China's metallurgical industry to become cleaner
Post Date: 14 May 2013 Viewed: 360
Shanxi Taihang Mining Co Ltd will become China's first company to use coke oven gas as an alternative to natural gas to get reduced iron in industrial production after striking a contract to import Iranian technology on Monday.
Under its contract with Mines and Metals Engineering (MME) GmbH, owned by the Iranian government and based in Duesseldorf, Germany, Shanxi Taihang Mining will use world-leading processing technology and equipment to lift its iron productivity and reduce emissions.
Technically termed as direct-reduced iron process, the technology can raise the purity of iron to 98 percent, according to Weng Yuqing, chief expert of China's Ministry of Science and Technology.
Traditional blast furnace iron-making, which generates 80 percent of China's total iron and steel output, however, only results in an iron purity of 60 to 70 percent.

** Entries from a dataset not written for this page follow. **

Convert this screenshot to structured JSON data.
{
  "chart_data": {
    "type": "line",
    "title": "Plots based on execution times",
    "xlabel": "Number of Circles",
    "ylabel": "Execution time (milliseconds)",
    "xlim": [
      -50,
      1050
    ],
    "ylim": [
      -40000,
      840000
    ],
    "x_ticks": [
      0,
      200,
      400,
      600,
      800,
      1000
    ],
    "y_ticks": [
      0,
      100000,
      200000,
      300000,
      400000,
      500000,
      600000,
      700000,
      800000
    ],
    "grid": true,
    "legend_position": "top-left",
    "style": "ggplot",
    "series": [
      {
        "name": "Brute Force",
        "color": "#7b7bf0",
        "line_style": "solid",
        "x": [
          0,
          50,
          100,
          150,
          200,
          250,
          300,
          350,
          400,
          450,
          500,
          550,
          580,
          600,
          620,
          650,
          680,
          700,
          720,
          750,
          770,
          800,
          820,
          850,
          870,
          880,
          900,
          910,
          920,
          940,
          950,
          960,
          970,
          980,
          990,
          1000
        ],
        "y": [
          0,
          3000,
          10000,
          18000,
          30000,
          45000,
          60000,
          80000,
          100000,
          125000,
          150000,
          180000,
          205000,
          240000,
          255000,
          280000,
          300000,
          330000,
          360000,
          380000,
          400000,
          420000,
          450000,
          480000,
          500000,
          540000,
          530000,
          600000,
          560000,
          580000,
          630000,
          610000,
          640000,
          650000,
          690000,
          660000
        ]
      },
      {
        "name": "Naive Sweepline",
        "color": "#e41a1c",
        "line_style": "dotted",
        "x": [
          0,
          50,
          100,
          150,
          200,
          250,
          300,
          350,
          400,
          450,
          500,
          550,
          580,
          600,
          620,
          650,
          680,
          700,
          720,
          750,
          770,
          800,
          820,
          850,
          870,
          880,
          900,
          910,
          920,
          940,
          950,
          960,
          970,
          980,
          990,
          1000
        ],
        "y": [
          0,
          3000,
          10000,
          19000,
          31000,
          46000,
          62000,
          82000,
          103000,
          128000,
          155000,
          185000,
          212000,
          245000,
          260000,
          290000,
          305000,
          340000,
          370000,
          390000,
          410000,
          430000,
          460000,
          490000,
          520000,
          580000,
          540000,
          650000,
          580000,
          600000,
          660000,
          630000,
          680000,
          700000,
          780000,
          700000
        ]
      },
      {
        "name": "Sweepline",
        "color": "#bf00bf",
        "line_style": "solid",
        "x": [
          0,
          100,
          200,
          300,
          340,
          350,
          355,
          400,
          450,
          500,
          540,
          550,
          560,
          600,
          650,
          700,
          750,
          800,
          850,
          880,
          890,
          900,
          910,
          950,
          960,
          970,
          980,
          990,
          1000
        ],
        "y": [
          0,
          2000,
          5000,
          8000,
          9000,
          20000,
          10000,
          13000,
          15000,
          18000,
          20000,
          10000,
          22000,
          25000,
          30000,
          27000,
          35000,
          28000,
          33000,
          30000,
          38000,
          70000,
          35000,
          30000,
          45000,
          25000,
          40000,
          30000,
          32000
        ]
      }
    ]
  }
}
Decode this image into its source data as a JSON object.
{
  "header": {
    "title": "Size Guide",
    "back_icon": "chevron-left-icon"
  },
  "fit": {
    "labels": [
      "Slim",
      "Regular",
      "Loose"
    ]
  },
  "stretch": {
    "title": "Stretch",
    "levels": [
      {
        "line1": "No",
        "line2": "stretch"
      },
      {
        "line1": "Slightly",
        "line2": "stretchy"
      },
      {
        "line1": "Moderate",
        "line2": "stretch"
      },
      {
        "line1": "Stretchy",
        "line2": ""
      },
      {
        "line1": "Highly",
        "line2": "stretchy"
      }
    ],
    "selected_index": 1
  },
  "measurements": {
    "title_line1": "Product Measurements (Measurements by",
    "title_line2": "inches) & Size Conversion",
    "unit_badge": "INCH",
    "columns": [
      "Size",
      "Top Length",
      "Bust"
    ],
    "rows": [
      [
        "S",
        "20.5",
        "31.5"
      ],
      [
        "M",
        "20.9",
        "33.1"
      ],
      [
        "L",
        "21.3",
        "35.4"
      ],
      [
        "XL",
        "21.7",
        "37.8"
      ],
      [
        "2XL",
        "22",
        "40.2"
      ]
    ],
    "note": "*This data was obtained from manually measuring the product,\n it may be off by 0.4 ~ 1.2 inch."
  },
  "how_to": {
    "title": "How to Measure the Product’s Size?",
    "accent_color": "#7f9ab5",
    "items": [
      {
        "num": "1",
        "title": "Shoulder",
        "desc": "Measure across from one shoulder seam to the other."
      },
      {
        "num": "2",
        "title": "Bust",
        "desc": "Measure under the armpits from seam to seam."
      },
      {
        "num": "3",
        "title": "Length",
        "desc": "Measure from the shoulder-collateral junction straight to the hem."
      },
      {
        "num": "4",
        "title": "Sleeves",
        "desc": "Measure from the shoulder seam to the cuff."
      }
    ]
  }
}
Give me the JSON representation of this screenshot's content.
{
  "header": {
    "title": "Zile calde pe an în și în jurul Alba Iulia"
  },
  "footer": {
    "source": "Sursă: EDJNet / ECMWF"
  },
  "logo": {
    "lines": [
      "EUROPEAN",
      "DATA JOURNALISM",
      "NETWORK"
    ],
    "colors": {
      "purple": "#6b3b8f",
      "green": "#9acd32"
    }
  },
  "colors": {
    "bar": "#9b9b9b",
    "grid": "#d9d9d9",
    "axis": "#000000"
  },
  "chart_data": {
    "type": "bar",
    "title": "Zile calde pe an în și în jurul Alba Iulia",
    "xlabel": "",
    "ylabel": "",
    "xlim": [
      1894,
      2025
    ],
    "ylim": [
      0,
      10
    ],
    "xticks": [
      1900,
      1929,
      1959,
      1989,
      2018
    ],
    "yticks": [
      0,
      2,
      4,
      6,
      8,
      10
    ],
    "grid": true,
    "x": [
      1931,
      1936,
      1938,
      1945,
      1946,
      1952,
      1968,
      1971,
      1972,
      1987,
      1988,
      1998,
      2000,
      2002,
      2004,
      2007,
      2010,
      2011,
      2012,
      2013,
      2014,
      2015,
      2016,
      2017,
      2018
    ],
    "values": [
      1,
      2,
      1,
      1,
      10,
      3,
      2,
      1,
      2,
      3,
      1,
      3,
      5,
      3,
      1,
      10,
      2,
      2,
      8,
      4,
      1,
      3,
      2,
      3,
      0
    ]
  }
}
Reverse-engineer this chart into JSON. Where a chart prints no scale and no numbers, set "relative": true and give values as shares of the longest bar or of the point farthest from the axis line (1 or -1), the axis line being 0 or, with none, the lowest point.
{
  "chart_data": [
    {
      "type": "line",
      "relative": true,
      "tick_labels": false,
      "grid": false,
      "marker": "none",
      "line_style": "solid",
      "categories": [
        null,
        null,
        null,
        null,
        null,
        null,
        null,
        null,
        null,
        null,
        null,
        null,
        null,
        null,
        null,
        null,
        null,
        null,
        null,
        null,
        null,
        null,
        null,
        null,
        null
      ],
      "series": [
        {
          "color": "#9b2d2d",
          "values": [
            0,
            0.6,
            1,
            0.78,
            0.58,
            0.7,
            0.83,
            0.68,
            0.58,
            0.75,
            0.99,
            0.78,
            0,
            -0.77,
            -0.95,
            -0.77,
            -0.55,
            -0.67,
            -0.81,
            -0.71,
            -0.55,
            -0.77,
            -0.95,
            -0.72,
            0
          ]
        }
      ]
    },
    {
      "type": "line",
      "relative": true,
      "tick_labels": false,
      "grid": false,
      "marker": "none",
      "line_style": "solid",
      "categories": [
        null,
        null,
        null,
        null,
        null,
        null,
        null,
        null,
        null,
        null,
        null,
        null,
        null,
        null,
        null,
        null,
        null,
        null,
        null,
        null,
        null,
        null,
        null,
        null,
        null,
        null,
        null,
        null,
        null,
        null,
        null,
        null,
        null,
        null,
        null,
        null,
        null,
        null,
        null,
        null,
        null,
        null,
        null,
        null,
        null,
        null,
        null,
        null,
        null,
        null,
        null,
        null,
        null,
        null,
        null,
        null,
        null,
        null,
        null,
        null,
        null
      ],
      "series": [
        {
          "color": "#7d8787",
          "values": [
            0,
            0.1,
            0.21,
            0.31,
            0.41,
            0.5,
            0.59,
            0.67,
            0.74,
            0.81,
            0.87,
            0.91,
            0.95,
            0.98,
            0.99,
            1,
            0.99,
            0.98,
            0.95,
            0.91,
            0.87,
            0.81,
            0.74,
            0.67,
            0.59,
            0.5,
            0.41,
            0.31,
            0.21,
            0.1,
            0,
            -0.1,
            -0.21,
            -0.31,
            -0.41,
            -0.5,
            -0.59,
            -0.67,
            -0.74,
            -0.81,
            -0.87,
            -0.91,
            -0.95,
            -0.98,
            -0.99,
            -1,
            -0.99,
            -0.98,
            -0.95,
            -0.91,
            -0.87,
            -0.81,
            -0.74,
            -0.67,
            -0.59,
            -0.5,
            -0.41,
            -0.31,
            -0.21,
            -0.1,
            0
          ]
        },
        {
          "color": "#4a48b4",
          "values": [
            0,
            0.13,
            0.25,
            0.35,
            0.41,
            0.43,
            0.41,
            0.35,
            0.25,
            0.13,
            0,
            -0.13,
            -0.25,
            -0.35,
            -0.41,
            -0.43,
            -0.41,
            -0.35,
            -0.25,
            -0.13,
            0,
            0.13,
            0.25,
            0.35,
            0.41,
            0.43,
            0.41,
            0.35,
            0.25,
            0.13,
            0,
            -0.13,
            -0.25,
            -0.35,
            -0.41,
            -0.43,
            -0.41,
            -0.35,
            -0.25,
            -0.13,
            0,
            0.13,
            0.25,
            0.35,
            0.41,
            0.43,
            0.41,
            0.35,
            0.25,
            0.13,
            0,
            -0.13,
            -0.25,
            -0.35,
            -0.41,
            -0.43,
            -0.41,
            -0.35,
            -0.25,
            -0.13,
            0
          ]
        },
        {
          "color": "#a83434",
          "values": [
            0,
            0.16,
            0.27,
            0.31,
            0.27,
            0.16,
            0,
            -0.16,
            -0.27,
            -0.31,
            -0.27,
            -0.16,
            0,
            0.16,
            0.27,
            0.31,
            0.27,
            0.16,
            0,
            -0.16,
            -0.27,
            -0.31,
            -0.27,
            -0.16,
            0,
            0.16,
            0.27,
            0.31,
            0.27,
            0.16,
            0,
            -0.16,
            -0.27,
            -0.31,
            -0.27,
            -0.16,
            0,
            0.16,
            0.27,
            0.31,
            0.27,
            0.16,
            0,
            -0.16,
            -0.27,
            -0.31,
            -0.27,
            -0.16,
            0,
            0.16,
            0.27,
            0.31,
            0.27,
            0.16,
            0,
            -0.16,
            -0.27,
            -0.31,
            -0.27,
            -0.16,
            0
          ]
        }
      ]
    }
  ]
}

"The collaboration will allow Chinese companies to use coke oven gas for the first time to directly reduce iron for industrial purpose," said Weng, also an academician with the Chinese Academy of Engineering.
He said the technology is suitable for China's metallurgical industry and fits the country's vision to build an energy-efficient society with low carbon dioxide emission.
According to a Shanxi Taihang Mining statement, the direct-reduced iron project with an annual capacity of 300,000 tons of iron is situated in the Longquan Industrial Innovation Demonstration Park of Zuoquan County, Jinzhong city of north China's Shanxi province.
The park with a total planned investment of 15 billion yuan has used 2.3 billion yuan in its first phase of construction, which also includes the renovation and expansion of a colliery with a production capacity of 1.5 million tons, a 2.1 million-tonne coal washing project and a 1-million-ton coking project.
All these projects will be fully operational successively from 2014 to 2015. The technological solution is MME GmbH's up-to-date innovation and patented in Germany, according to sources with Taihang Mining. Neither side revealed the amount of the transaction.